How could this all have been avoided? Certainly a test rollout to a small cohort of users could have helped. The problem with that is it would have required even more engineering time with monitoring and analysis. A more optimal use of time would have been to have the customer-facing team “hack” the solution instead. Instead of an expensive, time-constrained engineer building an automated solution, the company could have had the less costly, better-resourced operations team do a manual version of the test. Set up properly, the test would have surfaced the exact same problem of profile time zone accuracy. And it would have done so while alienating far fewer users, taking no engineering time to build, and requiring less time from fewer teams to troubleshoot when the issue did occur. Whereas it did not make sense to have the troubleshooting engineer try to identify alternative solutions, the customer-facing team probably could have spent more time trying to identify other sources of time zone data, tested those out, and then handed the product team a ready-to-build solution that there was already 100% confidence in. The engineer might have thrown a gutter ball on their own, but the operations team could have helped that engineer bowl a strike instead by putting up the rails to ensure the outcome was more likely to be a good one.

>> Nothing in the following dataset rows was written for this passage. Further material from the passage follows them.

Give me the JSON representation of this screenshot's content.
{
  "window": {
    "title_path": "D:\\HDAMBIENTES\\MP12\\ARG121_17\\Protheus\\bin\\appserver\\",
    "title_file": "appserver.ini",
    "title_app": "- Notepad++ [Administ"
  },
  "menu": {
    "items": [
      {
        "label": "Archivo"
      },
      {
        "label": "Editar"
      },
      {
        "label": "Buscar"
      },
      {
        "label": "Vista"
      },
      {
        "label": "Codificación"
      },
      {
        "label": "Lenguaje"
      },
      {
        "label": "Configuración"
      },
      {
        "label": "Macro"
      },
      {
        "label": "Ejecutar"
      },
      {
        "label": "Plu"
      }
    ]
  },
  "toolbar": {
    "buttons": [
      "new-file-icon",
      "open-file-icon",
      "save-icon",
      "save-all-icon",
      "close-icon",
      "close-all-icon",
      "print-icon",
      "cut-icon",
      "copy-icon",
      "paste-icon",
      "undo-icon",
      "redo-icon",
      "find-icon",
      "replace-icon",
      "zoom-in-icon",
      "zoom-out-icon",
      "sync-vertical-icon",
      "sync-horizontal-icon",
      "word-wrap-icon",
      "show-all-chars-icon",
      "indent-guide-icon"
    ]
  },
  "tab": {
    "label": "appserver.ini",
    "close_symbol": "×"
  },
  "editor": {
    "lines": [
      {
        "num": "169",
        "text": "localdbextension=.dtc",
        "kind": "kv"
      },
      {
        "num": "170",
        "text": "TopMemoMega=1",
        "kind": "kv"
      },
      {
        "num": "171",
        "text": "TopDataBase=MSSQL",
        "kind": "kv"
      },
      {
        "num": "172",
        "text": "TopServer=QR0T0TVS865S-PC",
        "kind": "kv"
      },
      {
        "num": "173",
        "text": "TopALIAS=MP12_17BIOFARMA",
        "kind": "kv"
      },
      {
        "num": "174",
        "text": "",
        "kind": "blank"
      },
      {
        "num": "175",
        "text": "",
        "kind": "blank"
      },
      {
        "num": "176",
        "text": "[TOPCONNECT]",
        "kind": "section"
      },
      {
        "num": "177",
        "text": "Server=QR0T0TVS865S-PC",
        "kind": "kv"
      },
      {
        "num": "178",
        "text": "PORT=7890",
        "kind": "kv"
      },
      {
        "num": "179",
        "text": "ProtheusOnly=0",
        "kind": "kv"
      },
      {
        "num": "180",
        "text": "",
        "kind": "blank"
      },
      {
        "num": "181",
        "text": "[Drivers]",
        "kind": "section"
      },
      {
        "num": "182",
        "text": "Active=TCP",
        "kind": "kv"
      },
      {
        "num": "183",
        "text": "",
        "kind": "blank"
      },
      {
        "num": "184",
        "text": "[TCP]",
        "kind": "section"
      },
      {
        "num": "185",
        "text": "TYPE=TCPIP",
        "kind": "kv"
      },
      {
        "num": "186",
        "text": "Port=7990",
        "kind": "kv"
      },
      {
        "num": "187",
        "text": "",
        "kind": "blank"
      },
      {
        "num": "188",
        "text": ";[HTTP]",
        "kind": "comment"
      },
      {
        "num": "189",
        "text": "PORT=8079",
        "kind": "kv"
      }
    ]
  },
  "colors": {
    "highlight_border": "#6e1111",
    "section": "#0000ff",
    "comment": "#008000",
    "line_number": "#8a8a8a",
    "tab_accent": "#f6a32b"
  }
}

The virtuous cycle of Ops hacking and Product automation


When done correctly, hacking by non-tech teams can save tech teams a ton of time by essentially having all the bad outcomes happen before any engineering time is spent on a solution. Engineering time then gets dedicated to work that is almost guaranteed to be impactful. And then non-tech teams can start hacking on top of that work even faster. All told, the end user gets a better product, and much sooner. The cycle looks something like this:


I know it might be hard to believe, but I actually did not go to art school.


Hacking gone well


Back to Uber Baltimore circa 2015 for a moment. My team had come up with a hacky solution to send personalized, kind-of automated texts to drivers. After building the first version and seeing great results, we continued iterating on the texts by A/B testing additional text messages with different content. This experimentation resulted in some very optimized ways to communicate with and present information to our users, and it also resulted in some learnings about what our communications tools needed to be able to do long-term. We brought these learnings and these comms to our Product team. They were able to use these insights to create a significantly improved version of the communications tools that all Ops teams across the world used, and the tools perfectly automated every single thing we had to do manually before. Instead of a long development cycle with lots of iteration on the tech side, and likely with lots of expensive learnings along the way, we as an Ops team were able to help Product skip many steps, and the outcome was a better product done faster.


tl;dr


There are many scenarios in which a well-designed operational experiment or process can not only save tech teams time but also lead to significantly better product and user outcomes, even in the short term. Setting up your tech and non-tech teams to work on problems at different stages of the problem lifecycle, where non-tech teams hack and iterate, and tech teams automate those solutions, can yield tremendous value for a tech resource-constrained organization.